When accessing memory in a predictable manner CPUs are able to hide the latency cost of accessing main memory by predicting which memory is likely to be accessed next and pre-fetching it into the cache in the background. This only works if the processors can detect a pattern of access such as walking memory with a predictable “stride”. When iterating over the contents of an array the stride is predictable and so memory will be pre-fetched in cache lines, maximizing the efficiency of the access. Strides typically have to be less than 2048 bytes in either direction to be noticed by the processor. However, data structures like linked lists and trees tend to have nodes that are more widely distributed in memory with no predictable stride of access. The lack of a consistent pattern in memory constrains the ability of the system to pre-fetch cache-lines, resulting in main memory accesses which can be more than 2 orders of magnitude less efficient.

对于queue, 实际运行中大部分情况都是full/empty, 很少能够保持在中间的状态.

而对于full/empty状态来说，意味着producer/consumer都在访问非常相近的位置，所以冲突是非常严重的。

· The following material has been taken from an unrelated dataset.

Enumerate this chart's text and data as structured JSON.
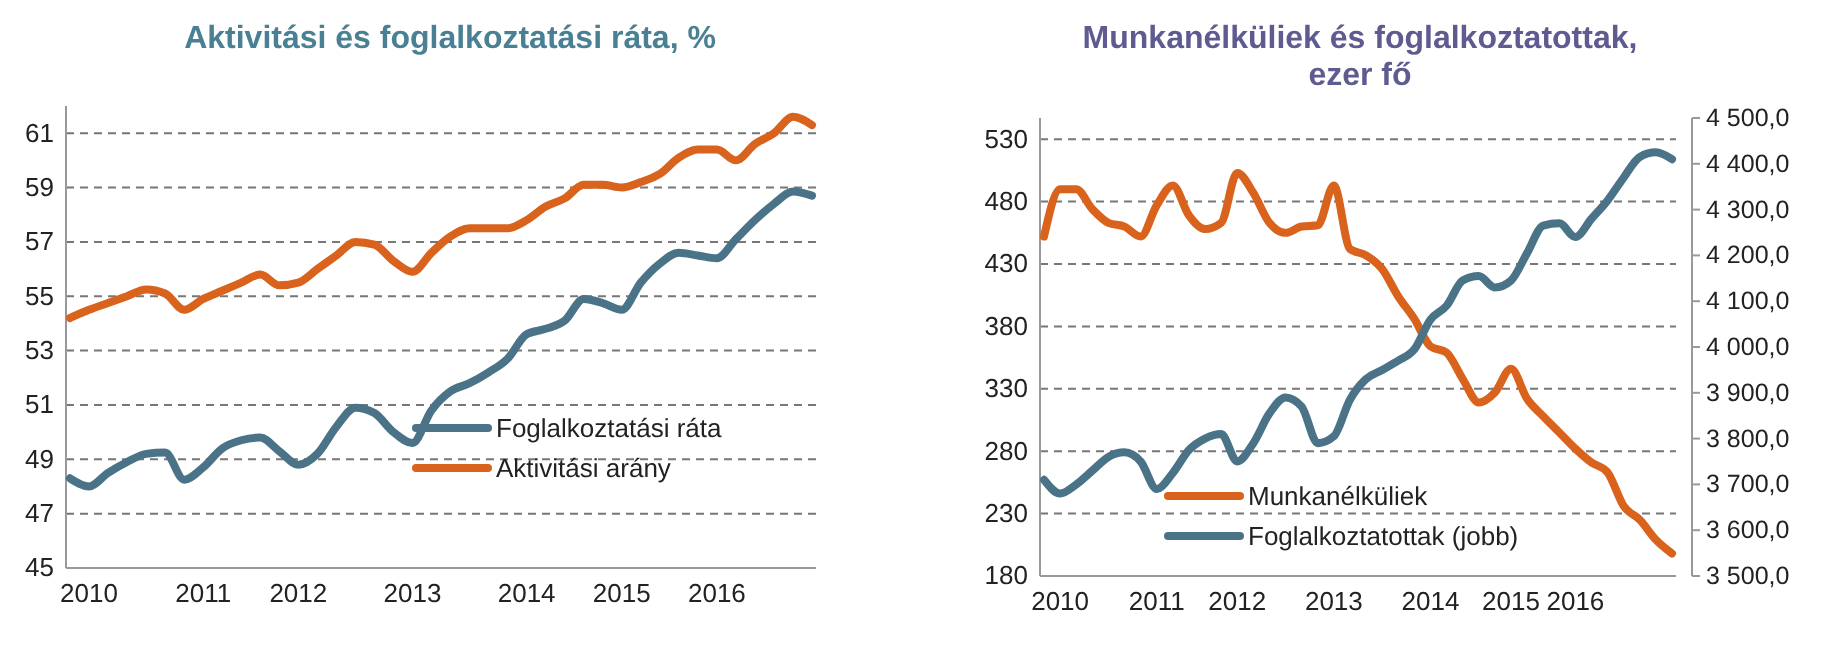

Queue implementations tend to have write contention on the head, tail, and size variables. When in use, queues are typically always close to full or close to empty due to the differences in pace between consumers and producers. They very rarely operate in a balanced middle ground where the rate of production and consumption is evenly matched. This propensity to be always full or always empty results in high levels of contention and/or expensive cache coherence. The problem is that even when the head and tail mechanisms are separated using different concurrent objects such as locks or CAS variables, they generally occupy the same cache-line.

选择CV还是CAS是主要是考虑CPU资源是否充足。

Consumers wait for a sequence to become available in the ring buffer before they read the entry. Various strategies can be employed while waiting. If CPU resource is precious they can wait on a condition variable within a lock that gets signalled by the producers. This obviously is a point of contention and only to be used when CPU resource is more important than latency or throughput. The consumers can also loop checking the cursor which represents the currently available sequence in the ring buffer. This could be done with or without a thread yield by trading CPU resource against latency. This scales very well as we have broken the contended dependency between the producers and consumers if we do not use a lock and condition variable. Lock free multi-producer – multi-consumer queues do exist but they require multiple CAS operations on the head, tail, size counters. The Disruptor does not suffer this CAS contention.